A weekly social data project providing real-world datasets for practicing data tidying, visualization, and analysis.
TidyTuesday is a weekly social data project that provides curated, real-world datasets for people to practice and learn data science skills. It releases new datasets every Monday, encouraging participants to explore the data, create visualizations or models, and share their work with the community using dedicated hashtags. The project emphasizes hands-on learning through data tidying and visualization techniques while cautioning against drawing causal conclusions.
Data science learners, students, educators, and practitioners who want to practice data analysis, visualization, and modeling with real-world data in languages like R, Python, or Julia. It is also used by academic instructors to incorporate practical datasets into courses.
Developers choose TidyTuesday for its consistent, community-driven supply of diverse, real-world datasets that are ready for analysis, its supportive multi-language community for sharing and feedback, and its educational focus on practical skill-building over theoretical exercises.
Official repo for the #tidytuesday project
Open-Awesome is built by the community, for the community. Submit a project, suggest an awesome list, or help improve the catalog on GitHub.
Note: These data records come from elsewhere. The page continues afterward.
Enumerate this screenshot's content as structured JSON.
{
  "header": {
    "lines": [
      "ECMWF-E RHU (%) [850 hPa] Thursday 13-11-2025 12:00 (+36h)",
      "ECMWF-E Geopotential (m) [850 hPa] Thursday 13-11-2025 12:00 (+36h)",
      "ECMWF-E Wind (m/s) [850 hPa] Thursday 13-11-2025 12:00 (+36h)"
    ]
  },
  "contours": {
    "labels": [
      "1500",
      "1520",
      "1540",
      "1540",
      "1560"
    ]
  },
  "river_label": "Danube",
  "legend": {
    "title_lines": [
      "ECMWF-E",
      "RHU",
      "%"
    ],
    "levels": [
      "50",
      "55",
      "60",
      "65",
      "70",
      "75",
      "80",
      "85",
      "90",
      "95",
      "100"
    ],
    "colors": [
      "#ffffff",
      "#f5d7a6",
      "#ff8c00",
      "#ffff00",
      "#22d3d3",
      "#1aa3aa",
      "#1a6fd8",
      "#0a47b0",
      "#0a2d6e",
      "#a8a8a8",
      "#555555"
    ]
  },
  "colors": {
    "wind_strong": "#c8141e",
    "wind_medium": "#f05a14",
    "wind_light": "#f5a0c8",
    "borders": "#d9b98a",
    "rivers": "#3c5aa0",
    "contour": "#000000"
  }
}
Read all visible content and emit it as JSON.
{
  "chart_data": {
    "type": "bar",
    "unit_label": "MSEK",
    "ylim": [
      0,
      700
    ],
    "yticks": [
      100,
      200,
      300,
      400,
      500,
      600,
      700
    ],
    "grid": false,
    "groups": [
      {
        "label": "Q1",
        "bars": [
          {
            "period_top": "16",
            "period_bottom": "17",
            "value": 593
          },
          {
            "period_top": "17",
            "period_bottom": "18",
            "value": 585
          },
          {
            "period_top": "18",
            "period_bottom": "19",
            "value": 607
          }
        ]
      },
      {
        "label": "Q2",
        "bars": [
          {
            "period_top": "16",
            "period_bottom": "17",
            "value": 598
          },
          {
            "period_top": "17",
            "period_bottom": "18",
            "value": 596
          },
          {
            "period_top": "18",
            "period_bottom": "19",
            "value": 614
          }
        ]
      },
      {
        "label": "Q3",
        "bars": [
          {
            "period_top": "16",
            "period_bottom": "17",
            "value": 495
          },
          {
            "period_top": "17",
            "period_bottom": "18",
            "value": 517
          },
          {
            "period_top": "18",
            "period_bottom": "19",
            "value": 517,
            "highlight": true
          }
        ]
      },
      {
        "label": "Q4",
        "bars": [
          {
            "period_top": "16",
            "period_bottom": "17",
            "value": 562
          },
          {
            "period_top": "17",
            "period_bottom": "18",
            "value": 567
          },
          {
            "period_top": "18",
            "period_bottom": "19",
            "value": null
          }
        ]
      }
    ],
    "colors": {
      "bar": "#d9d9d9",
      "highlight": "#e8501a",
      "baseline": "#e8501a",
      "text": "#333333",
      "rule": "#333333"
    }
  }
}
New, curated real-world datasets are released every Monday, providing regular practice opportunities as highlighted in the weekly schedule table in the README.
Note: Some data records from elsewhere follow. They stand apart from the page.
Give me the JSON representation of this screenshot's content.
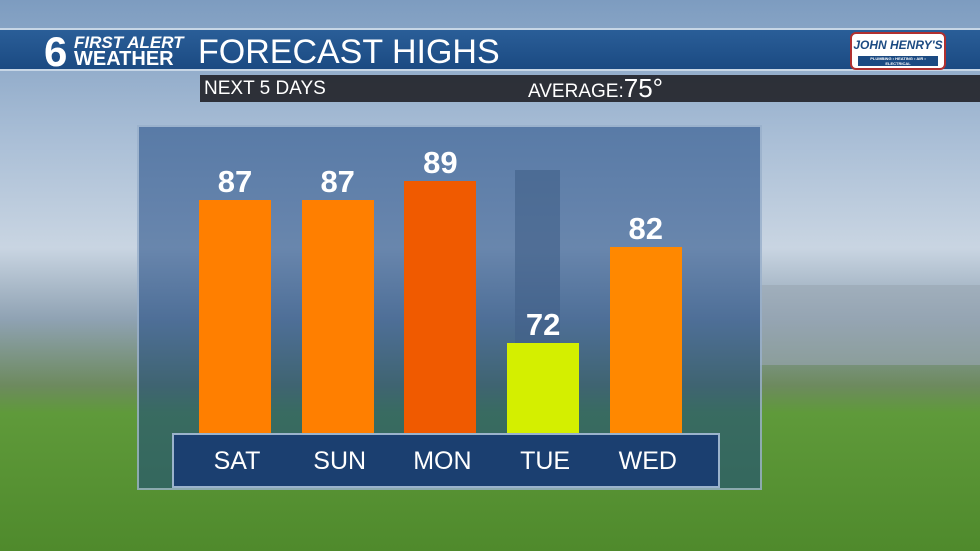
{
  "header": {
    "logo_number": "6",
    "logo_line1": "FIRST ALERT",
    "logo_line2": "WEATHER",
    "title": "FORECAST HIGHS",
    "sponsor": "JOHN HENRY'S",
    "sponsor_tagline": "PLUMBING • HEATING • AIR • ELECTRICAL"
  },
  "subheader": {
    "left": "NEXT 5 DAYS",
    "average_label": "AVERAGE:",
    "average_value": "75°"
  },
  "chart_data": {
    "type": "bar",
    "categories": [
      "SAT",
      "SUN",
      "MON",
      "TUE",
      "WED"
    ],
    "values": [
      87,
      87,
      89,
      72,
      82
    ],
    "colors": [
      "#ff7f00",
      "#ff7f00",
      "#f05a00",
      "#d4ef00",
      "#ff8800"
    ],
    "grid": false
  }
}
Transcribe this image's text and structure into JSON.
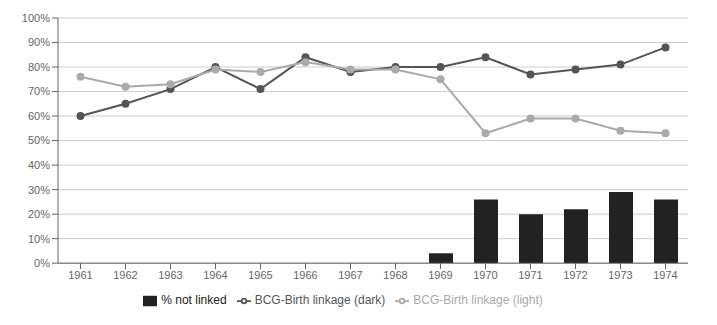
{
  "chart_data": {
    "type": "bar",
    "categories": [
      "1961",
      "1962",
      "1963",
      "1964",
      "1965",
      "1966",
      "1967",
      "1968",
      "1969",
      "1970",
      "1971",
      "1972",
      "1973",
      "1974"
    ],
    "series": [
      {
        "name": "% not linked",
        "type": "bar",
        "color": "#222222",
        "values": [
          0,
          0,
          0,
          0,
          0,
          0,
          0,
          0,
          4,
          26,
          20,
          22,
          29,
          26
        ]
      },
      {
        "name": "BCG-Birth linkage (dark)",
        "type": "line",
        "color": "#555555",
        "marker": "circle",
        "values": [
          60,
          65,
          71,
          80,
          71,
          84,
          78,
          80,
          80,
          84,
          77,
          79,
          81,
          88
        ]
      },
      {
        "name": "BCG-Birth linkage (light)",
        "type": "line",
        "color": "#aaaaaa",
        "marker": "circle",
        "values": [
          76,
          72,
          73,
          79,
          78,
          82,
          79,
          79,
          75,
          53,
          59,
          59,
          54,
          53
        ]
      }
    ],
    "ylim": [
      0,
      100
    ],
    "yticks": [
      {
        "value": 0,
        "label": "0%"
      },
      {
        "value": 10,
        "label": "10%"
      },
      {
        "value": 20,
        "label": "20%"
      },
      {
        "value": 30,
        "label": "30%"
      },
      {
        "value": 40,
        "label": "40%"
      },
      {
        "value": 50,
        "label": "50%"
      },
      {
        "value": 60,
        "label": "60%"
      },
      {
        "value": 70,
        "label": "70%"
      },
      {
        "value": 80,
        "label": "80%"
      },
      {
        "value": 90,
        "label": "90%"
      },
      {
        "value": 100,
        "label": "100%"
      }
    ],
    "grid": true,
    "legend": "bottom"
  }
}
Explicitly supports R, Python, and Julia with dedicated hashtags and resources like Posit's PydyTuesday repo, encouraging broad participation across different programming ecosystems.
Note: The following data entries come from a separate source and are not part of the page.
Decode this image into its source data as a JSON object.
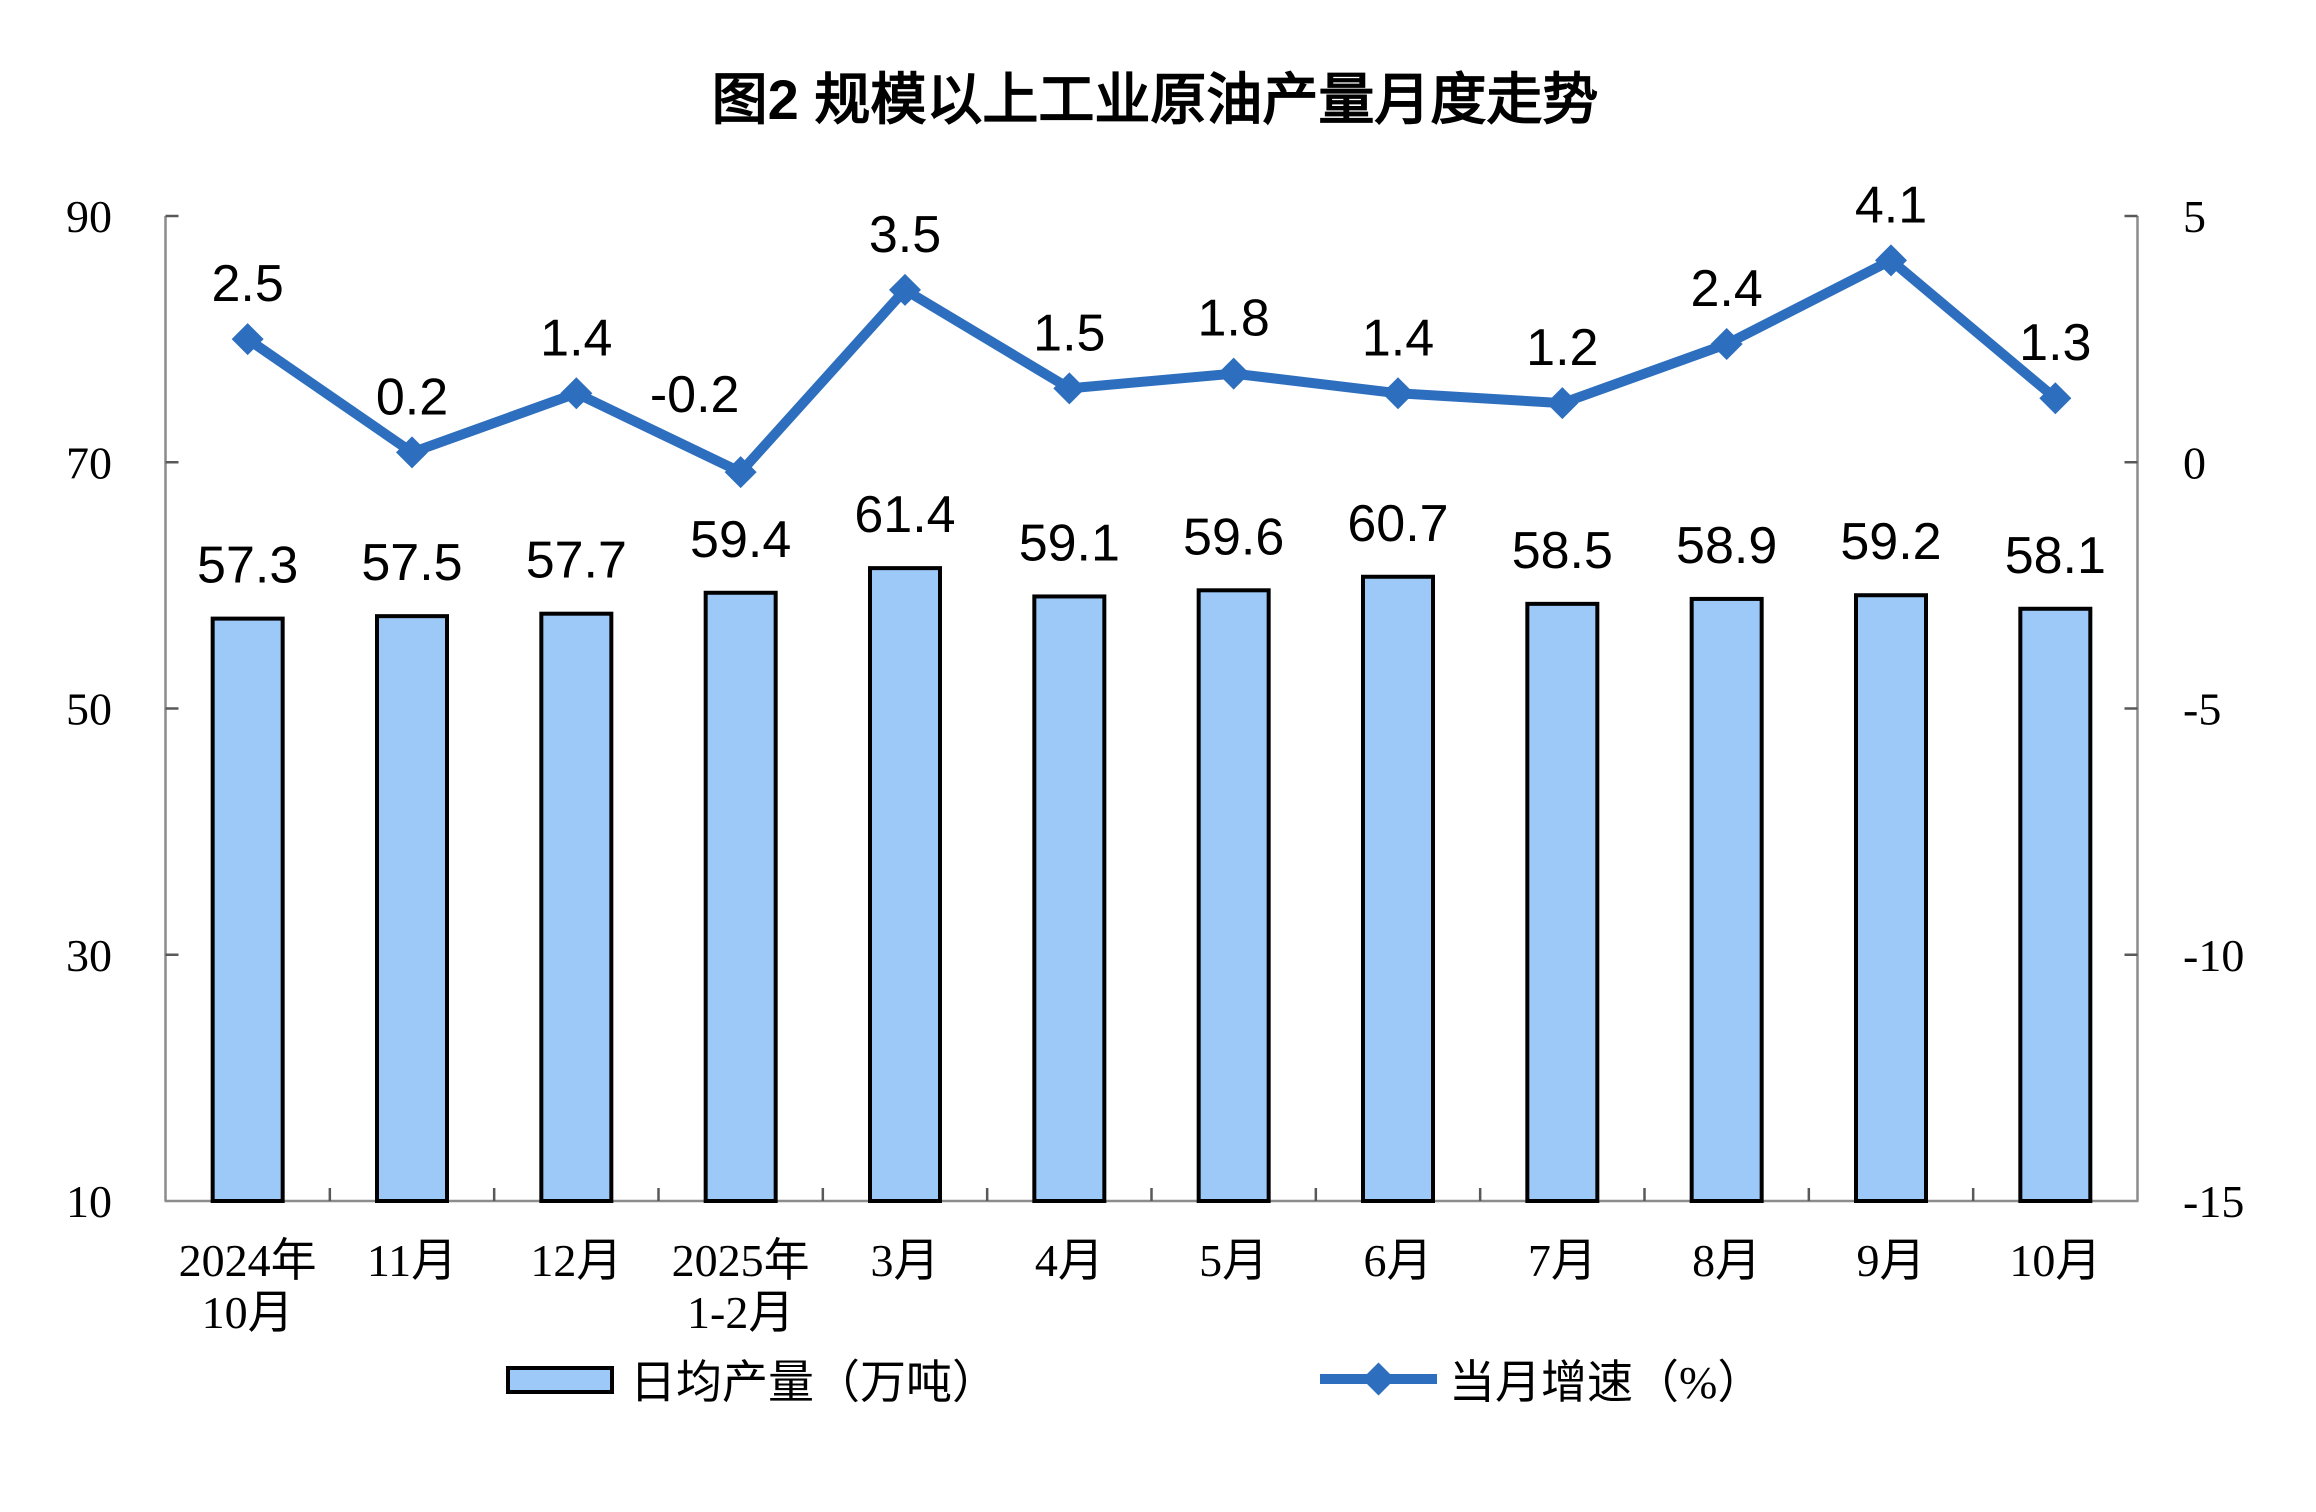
{
  "title": "图2 规模以上工业原油产量月度走势",
  "chart_data": {
    "type": "combo-bar-line",
    "categories": [
      [
        "2024年",
        "10月"
      ],
      [
        "11月"
      ],
      [
        "12月"
      ],
      [
        "2025年",
        "1-2月"
      ],
      [
        "3月"
      ],
      [
        "4月"
      ],
      [
        "5月"
      ],
      [
        "6月"
      ],
      [
        "7月"
      ],
      [
        "8月"
      ],
      [
        "9月"
      ],
      [
        "10月"
      ]
    ],
    "series": [
      {
        "name": "日均产量（万吨）",
        "type": "bar",
        "axis": "left",
        "values": [
          57.3,
          57.5,
          57.7,
          59.4,
          61.4,
          59.1,
          59.6,
          60.7,
          58.5,
          58.9,
          59.2,
          58.1
        ]
      },
      {
        "name": "当月增速（%）",
        "type": "line",
        "axis": "right",
        "values": [
          2.5,
          0.2,
          1.4,
          -0.2,
          3.5,
          1.5,
          1.8,
          1.4,
          1.2,
          2.4,
          4.1,
          1.3
        ]
      }
    ],
    "left_axis": {
      "min": 10,
      "max": 90,
      "ticks": [
        90,
        70,
        50,
        30,
        10
      ]
    },
    "right_axis": {
      "min": -15,
      "max": 5,
      "ticks": [
        5,
        0,
        -5,
        -10,
        -15
      ]
    },
    "grid": false,
    "legend_position": "bottom",
    "colors": {
      "bar_fill": "#9CC9F8",
      "bar_stroke": "#000000",
      "line": "#2D6FBE",
      "axis_line": "#8C8C8C",
      "tick": "#595959",
      "text": "#000000",
      "background": "#FFFFFF"
    }
  }
}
Successfully used in over 30 courses in 2024, with clear goals for academic use, making it ideal for structured learning environments as noted in the README's goals section.
Encourages creating visualizations, models, Quarto reports, or Shiny apps, allowing participants to practice various data science skills without restrictive output requirements.
The README explicitly warns against drawing causal conclusions due to unobserved variables, limiting its use for inferential statistics or serious analytical work beyond practice.
Data must be downloaded from social media posts or GitHub repositories, lacking an automated API or centralized access point, which can be inconvenient compared to data platforms with direct feeds.
With datasets curated from various sources and community submissions, there is inconsistency in data cleanliness, documentation, and relevance across weeks, as hinted by the 2026 goal for better curation tools.